When applying for accreditation to provide complex data integration services, entities may also consider becoming accredited for only part of the services. For example, specialist data linkage centres may seek only to be accredited for the data linkage phases of data integration, while secure access data service providers may seek to be accredited to only undertake data merging services. In these circumstances, the National Data Commissioner can impose conditions that the entity provide only particular parts of a service, or provide those services in a particular way.
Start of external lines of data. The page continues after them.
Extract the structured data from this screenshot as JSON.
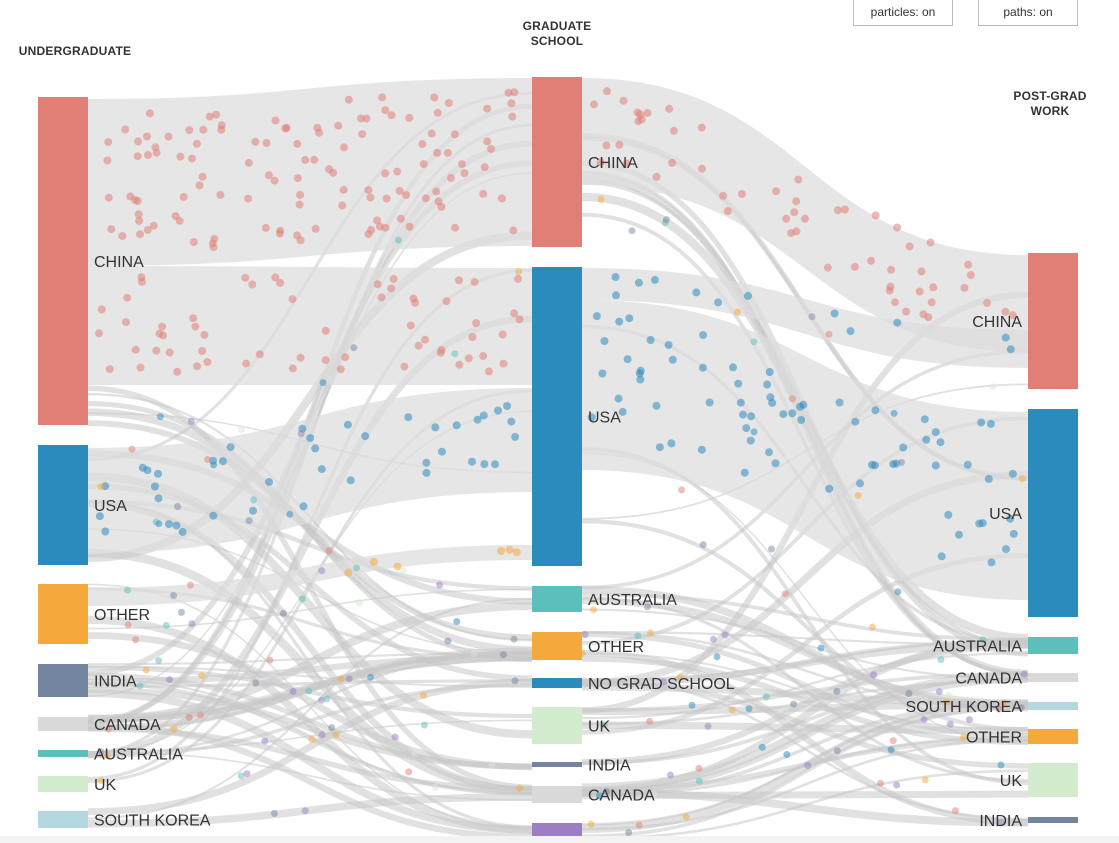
{
  "controls": {
    "particles_label": "particles: on",
    "paths_label": "paths: on"
  },
  "columns": [
    {
      "key": "undergrad",
      "label": "UNDERGRADUATE"
    },
    {
      "key": "grad",
      "label": "GRADUATE SCHOOL"
    },
    {
      "key": "postgrad",
      "label": "POST-GRAD WORK"
    }
  ],
  "colors": {
    "china": "#e07f76",
    "usa": "#2b8bbd",
    "other": "#f5a93c",
    "india": "#74869f",
    "canada": "#d9d9d9",
    "australia": "#5bc0bb",
    "uk": "#d3eccd",
    "south_korea": "#b3d8e2",
    "no_grad_school": "#2b8bbd",
    "japan_like": "#9b7ec4",
    "link": "#dcdcdc",
    "path_line": "#c8c8c8"
  },
  "chart_data": {
    "type": "sankey",
    "stages": [
      "UNDERGRADUATE",
      "GRADUATE SCHOOL",
      "POST-GRAD WORK"
    ],
    "nodes": {
      "undergrad": [
        {
          "id": "u_china",
          "label": "CHINA",
          "color_key": "china",
          "size": 100
        },
        {
          "id": "u_usa",
          "label": "USA",
          "color_key": "usa",
          "size": 36
        },
        {
          "id": "u_other",
          "label": "OTHER",
          "color_key": "other",
          "size": 18
        },
        {
          "id": "u_india",
          "label": "INDIA",
          "color_key": "india",
          "size": 10
        },
        {
          "id": "u_canada",
          "label": "CANADA",
          "color_key": "canada",
          "size": 4
        },
        {
          "id": "u_australia",
          "label": "AUSTRALIA",
          "color_key": "australia",
          "size": 2
        },
        {
          "id": "u_uk",
          "label": "UK",
          "color_key": "uk",
          "size": 5
        },
        {
          "id": "u_skorea",
          "label": "SOUTH KOREA",
          "color_key": "south_korea",
          "size": 5
        }
      ],
      "grad": [
        {
          "id": "g_china",
          "label": "CHINA",
          "color_key": "china",
          "size": 52
        },
        {
          "id": "g_usa",
          "label": "USA",
          "color_key": "usa",
          "size": 91
        },
        {
          "id": "g_australia",
          "label": "AUSTRALIA",
          "color_key": "australia",
          "size": 8
        },
        {
          "id": "g_other",
          "label": "OTHER",
          "color_key": "other",
          "size": 8
        },
        {
          "id": "g_nograd",
          "label": "NO GRAD SCHOOL",
          "color_key": "no_grad_school",
          "size": 3
        },
        {
          "id": "g_uk",
          "label": "UK",
          "color_key": "uk",
          "size": 11
        },
        {
          "id": "g_india",
          "label": "INDIA",
          "color_key": "india",
          "size": 1
        },
        {
          "id": "g_canada",
          "label": "CANADA",
          "color_key": "canada",
          "size": 5
        },
        {
          "id": "g_extra",
          "label": "",
          "color_key": "japan_like",
          "size": 5
        }
      ],
      "postgrad": [
        {
          "id": "p_china",
          "label": "CHINA",
          "color_key": "china",
          "size": 42
        },
        {
          "id": "p_usa",
          "label": "USA",
          "color_key": "usa",
          "size": 64
        },
        {
          "id": "p_australia",
          "label": "AUSTRALIA",
          "color_key": "australia",
          "size": 5
        },
        {
          "id": "p_canada",
          "label": "CANADA",
          "color_key": "canada",
          "size": 3
        },
        {
          "id": "p_skorea",
          "label": "SOUTH KOREA",
          "color_key": "south_korea",
          "size": 2
        },
        {
          "id": "p_other",
          "label": "OTHER",
          "color_key": "other",
          "size": 5
        },
        {
          "id": "p_uk",
          "label": "UK",
          "color_key": "uk",
          "size": 10
        },
        {
          "id": "p_india",
          "label": "INDIA",
          "color_key": "india",
          "size": 2
        }
      ]
    },
    "major_flows": [
      {
        "from": "u_china",
        "to": "g_china",
        "value": 45
      },
      {
        "from": "u_china",
        "to": "g_usa",
        "value": 35
      },
      {
        "from": "u_usa",
        "to": "g_usa",
        "value": 28
      },
      {
        "from": "u_other",
        "to": "g_usa",
        "value": 6
      },
      {
        "from": "g_china",
        "to": "p_china",
        "value": 35
      },
      {
        "from": "g_usa",
        "to": "p_china",
        "value": 10
      },
      {
        "from": "g_usa",
        "to": "p_usa",
        "value": 55
      }
    ]
  }
}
Other data services an ADSP can perform under the DATA Scheme
Although certain functions under the DATA Scheme must be provided by an ADSP, ADSPs may provide other services as part of a data sharing project depending on the needs of the data custodian and the accredited user. These may be specified in the data sharing agreement for a project, or may be subject to other arrangements agreed between the parties. Additional services undertaken by an ADSP in relation to a data sharing project could include:
- data analysis
- data product development
- co-ordinating ethics applications
- carrying out privacy impact assessments
- data or methodological development
- quality assurance
- data curation services
- producing technical papers.
ADSPs that are also data custodians may hold data as an agent for another data custodian (sometimes referred to as ‘data curation services’). In this capacity ADSPs may undertake development of data sharing agreements with the accredited user. However, unless the data custodian of the source data has authorised the ADSP to act as an agent for the data custodian under the DATA Scheme, the data custodian of the source data will need to be the data custodian party to the data sharing agreement and to discharge their duties as such under the DATA Scheme.
Data custodians and accredited users should make their own assessments of an ADSP’s capabilities where these services are included as part of a DATA Scheme project.
1 See subsection 16C(3)
2 See subsection 16C(4)
3 See subsection 16D(3)
4 Note, no such matters are currently prescribed.
Guidance note 2024:3
Last updated: 28 August 2024